As she would pull out each treasure, she would first look at it and then hand it to me to inspect. Something spongy wrapped in tinfoil— the cake I brought her-- a couple of other unidentifiable food items, wrapped in a handkerchief. She saw the humor it, the absurdity of carrying so much stuff, like a woman with a big handbag.
Next she presented an old Raj Era tin that she opened to reveal many tiny watch pieces, faces, gears, springs, hands, tiny screws and numbered faces—all from different watches. She closed the tin and handed it to me and said something I didn't understand. It took me a moment to figure out what she wanted.
I was to take the container of watch parts and have someone in one of the repair shops in Thimphu put them together as a working watch.

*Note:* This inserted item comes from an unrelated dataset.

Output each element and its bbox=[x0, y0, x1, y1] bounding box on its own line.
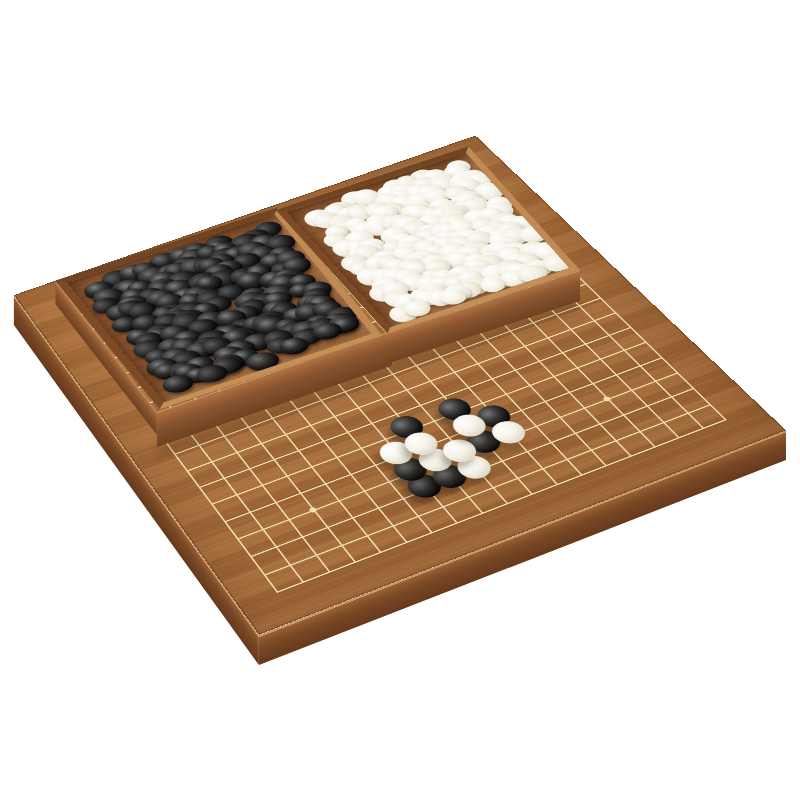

“Of course,” I said, delighted at the absurdity. I nodded my head and otherwise made affirmative gesturing body language. I put it in my pocket.
She wanted a watch for her grandson who had finished first in his class in school. It’s easy to get things fixed in Thimphu. Could someone possibly make a watch out of this little tin of parts? Stranger things have happened. There is so much ingenuity here born out of necessity. But there’s no need to make a watch; I can buy a watch in one of the shops in town. She doesn’t have to know.
I help Lhamo collect all of her things and seal them up and she stuffs them back in her hem chu. One large, flat blue green turquoise bead has escaped. She picks it up and tries to put it in my hand. I refuse. We do this three times in the Bhutanese custom, the polite way to give and receive a gift. Then I take the bead.